I had the Ma that, after a tornado touched down and flipped her carport upside down, let me play for days in the rubble. There was no talk of getting dirty or hurt. I wanted to play & she let me. If I had gotten hurt, she would have bandaged me and sent me back out. The same carport that, when rebuilt, was shade for the only unfortunate witness to my endless loop of Thriller (recorded from the radio, of course) and the dance that went with it.
I had the Ma that let me destroy her living room so I could build a fort. The same living room that was my home while I suffered through the chicken pox. The same living room where I received my one & only spanking from her. The same living room where I watched Challenger explode & saw MTV for the first time.

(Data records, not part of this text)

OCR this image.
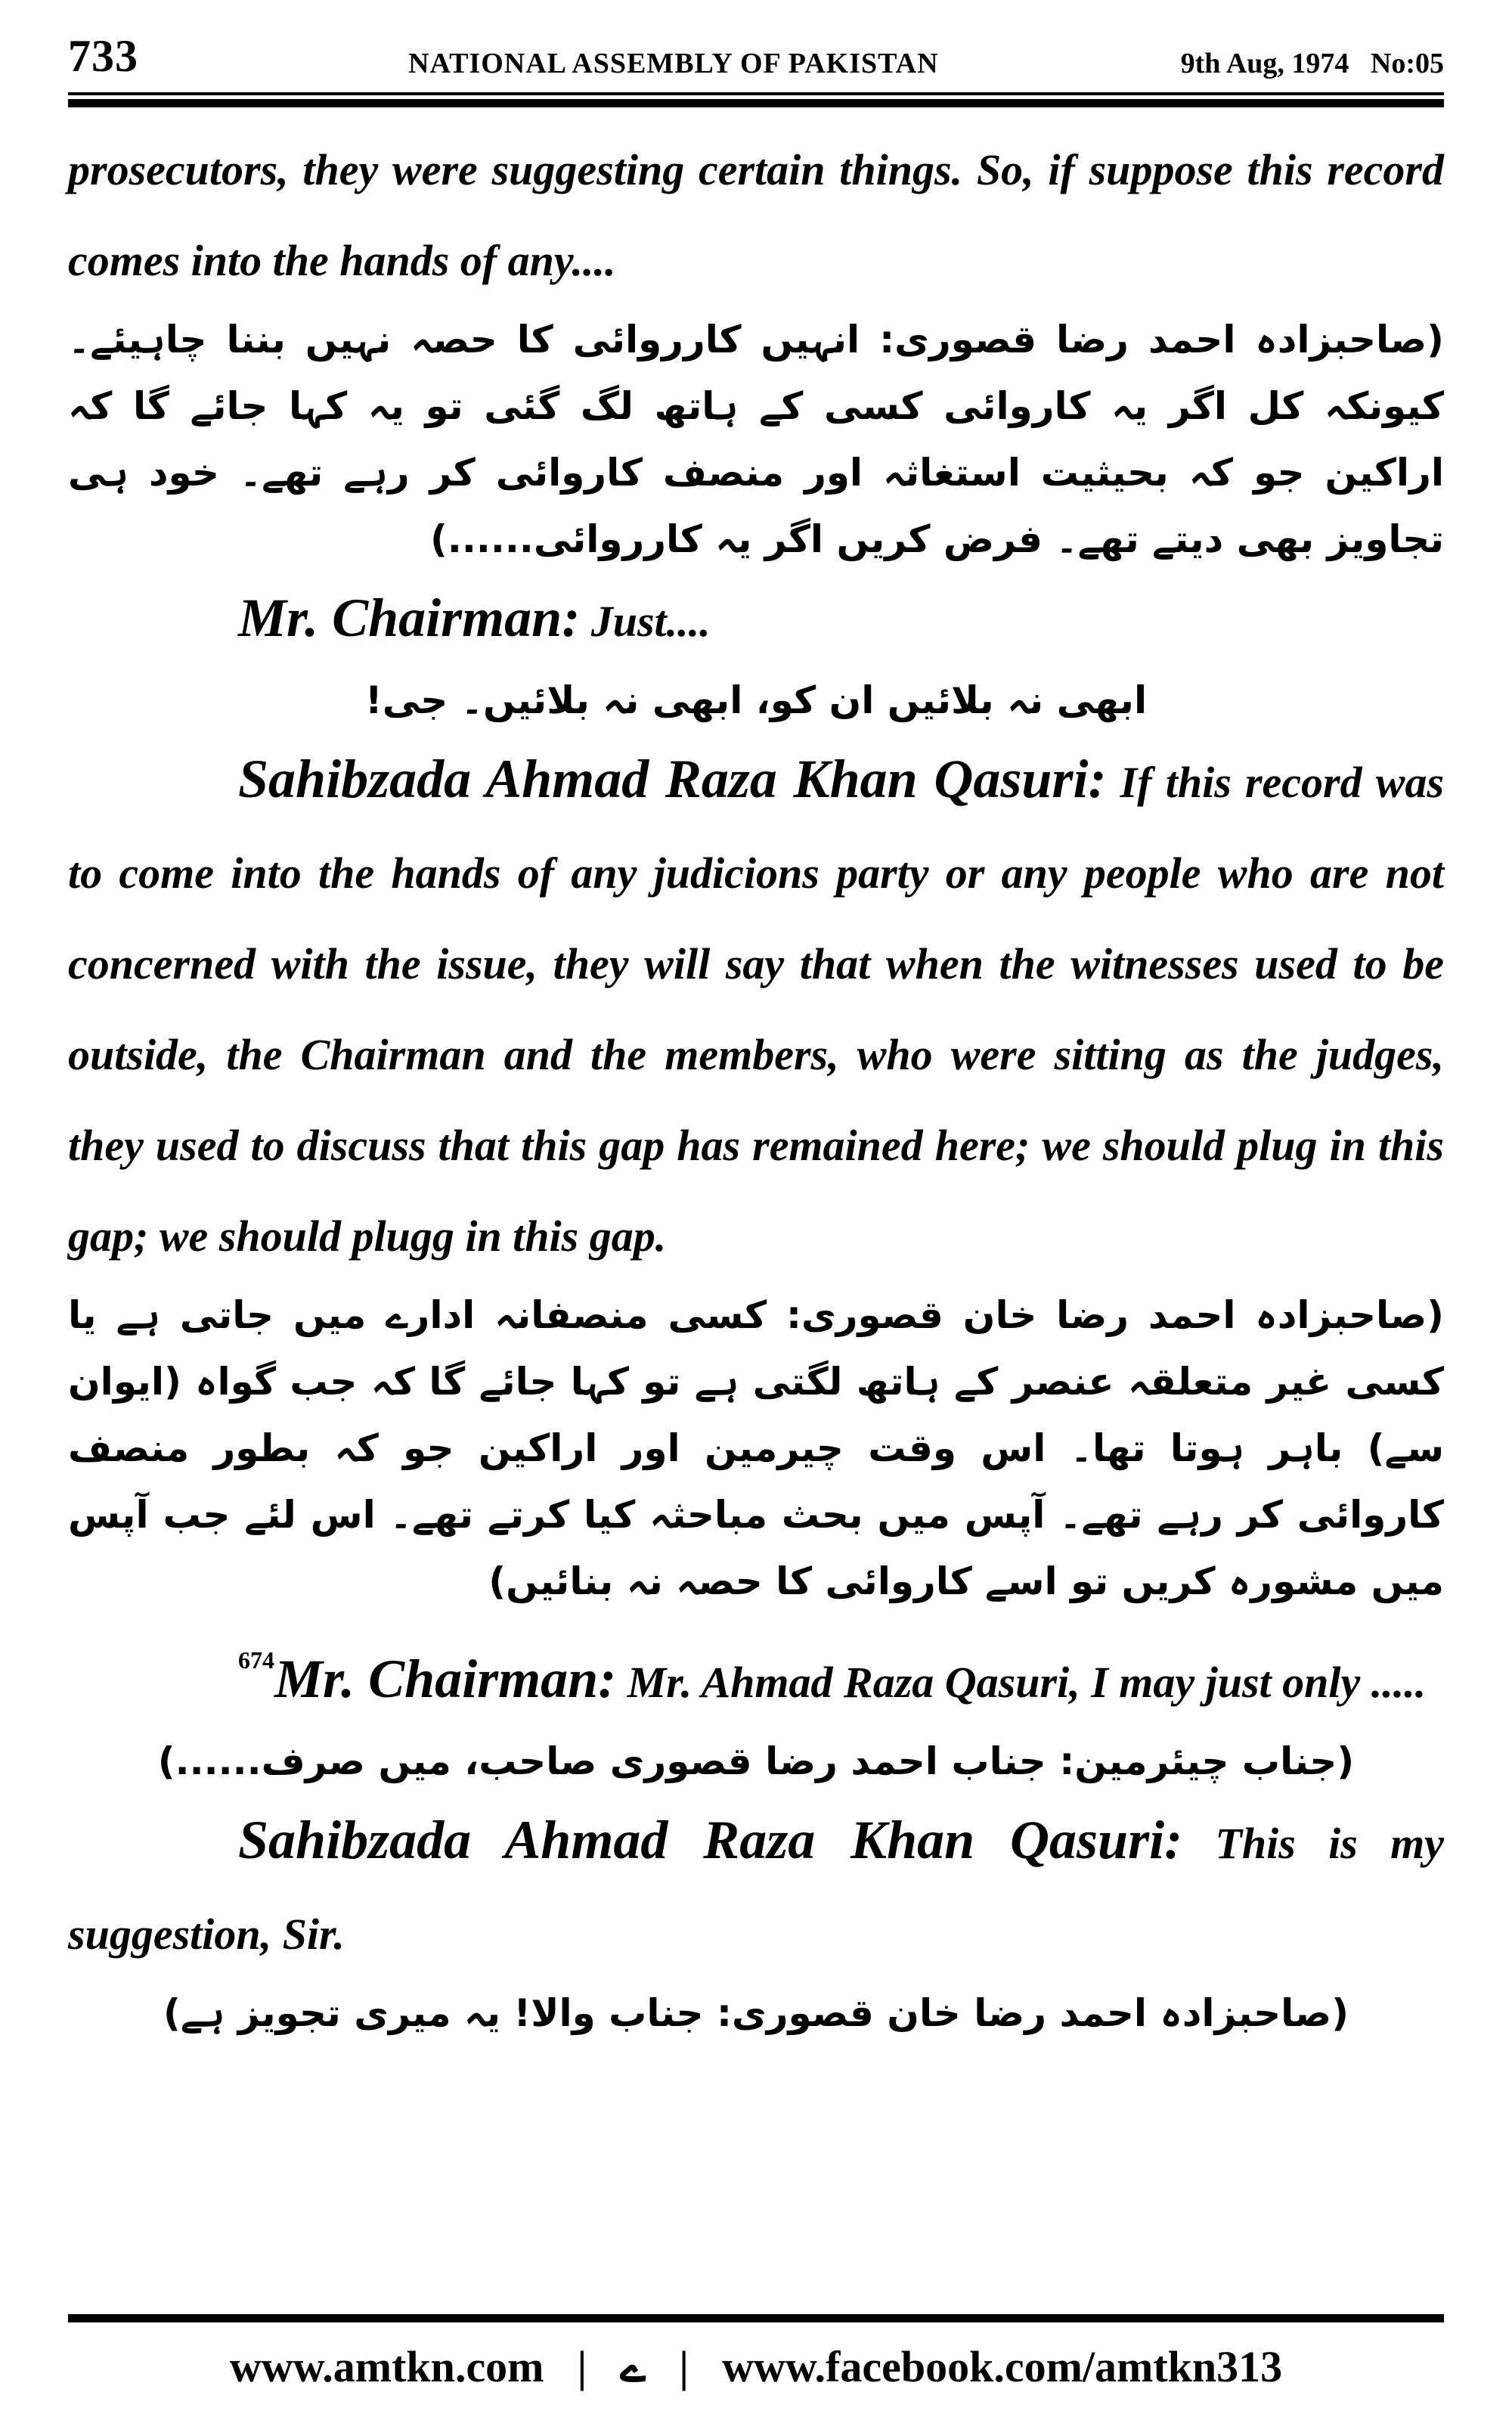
733	NATIONAL ASSEMBLY OF PAKISTAN	9th Aug, 1974   No:05

prosecutors, they were suggesting certain things. So, if suppose this record comes into the hands of any....

(صاحبزادہ احمد رضا قصوری: انہیں کارروائی کا حصہ نہیں بننا چاہیئے۔ کیونکہ کل اگر یہ کاروائی کسی کے ہاتھ لگ گئی تو یہ کہا جائے گا کہ اراکین جو کہ بحیثیت استغاثہ اور منصف کاروائی کر رہے تھے۔ خود ہی تجاویز بھی دیتے تھے۔ فرض کریں اگر یہ کارروائی......)

Mr. Chairman: Just....

ابھی نہ بلائیں ان کو، ابھی نہ بلائیں۔ جی!

Sahibzada Ahmad Raza Khan Qasuri: If this record was to come into the hands of any judicions party or any people who are not concerned with the issue, they will say that when the witnesses used to be outside, the Chairman and the members, who were sitting as the judges, they used to discuss that this gap has remained here; we should plug in this gap; we should plugg in this gap.

(صاحبزادہ احمد رضا خان قصوری: کسی منصفانہ ادارے میں جاتی ہے یا کسی غیر متعلقہ عنصر کے ہاتھ لگتی ہے تو کہا جائے گا کہ جب گواہ (ایوان سے) باہر ہوتا تھا۔ اس وقت چیرمین اور اراکین جو کہ بطور منصف کاروائی کر رہے تھے۔ آپس میں بحث مباحثہ کیا کرتے تھے۔ اس لئے جب آپس میں مشورہ کریں تو اسے کاروائی کا حصہ نہ بنائیں)

$^{674}$Mr. Chairman: Mr. Ahmad Raza Qasuri, I may just only .....

(جناب چیئرمین: جناب احمد رضا قصوری صاحب، میں صرف......)

Sahibzada Ahmad Raza Khan Qasuri: This is my suggestion, Sir.

(صاحبزادہ احمد رضا خان قصوری: جناب والا! یہ میری تجویز ہے)

www.amtkn.com | ے | www.facebook.com/amtkn313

I had the Ma that would let me sit, staring out the window, sobbing uncontrollably because my daddy was supposed to pick me up for the weekend. She never told me to stop, she never tried to "fix" it, she let me be sad & mad & show emotion. She never made me move from that window until I was ready. Then she'd hug me and say "it's ok, you've got your Ma." And I did...I always had my Ma.
I had the Ma that taught me the definition of a curse word. "If it's in the Bible, it ain't a cuss word and your Ma can say it." (Too bad that lesson didn't stick.)
I had the Ma that taught me about marriage & relationships.
I had the Ma that took me shopping on Saturday & church on Sunday. Every Saturday. Every Sunday.
I had the Ma that rubbed my fingers as I fell asleep. Every night. The one that braided hair so tight, you tried to remember the previous lesson on Biblical cursing. The one that took a nip of whiskey for a sore throat or nerves or just about anything else that ails ya.
I had the Ma that taught me about life. I had the Ma that encouraged imagination & singing & dancing. The one that taught me it's ok to be so angry you can't stop crying, but, when you're ready, to let it go & forgive. The one that also taught me to be stubborn & head-strong & not to let anyone have power over me.
I've heard that if a man wants to see how his wife will be in the future, he should look at his mother-in-law. My husband should look at my Ma. She shaped so much of the person I am today. The ways I see her in me are endless.
I'm not sure what that means for anyone else in my life, but for my future grandchildren...
If I can be anything like her, they're going to be some pretty lucky kids.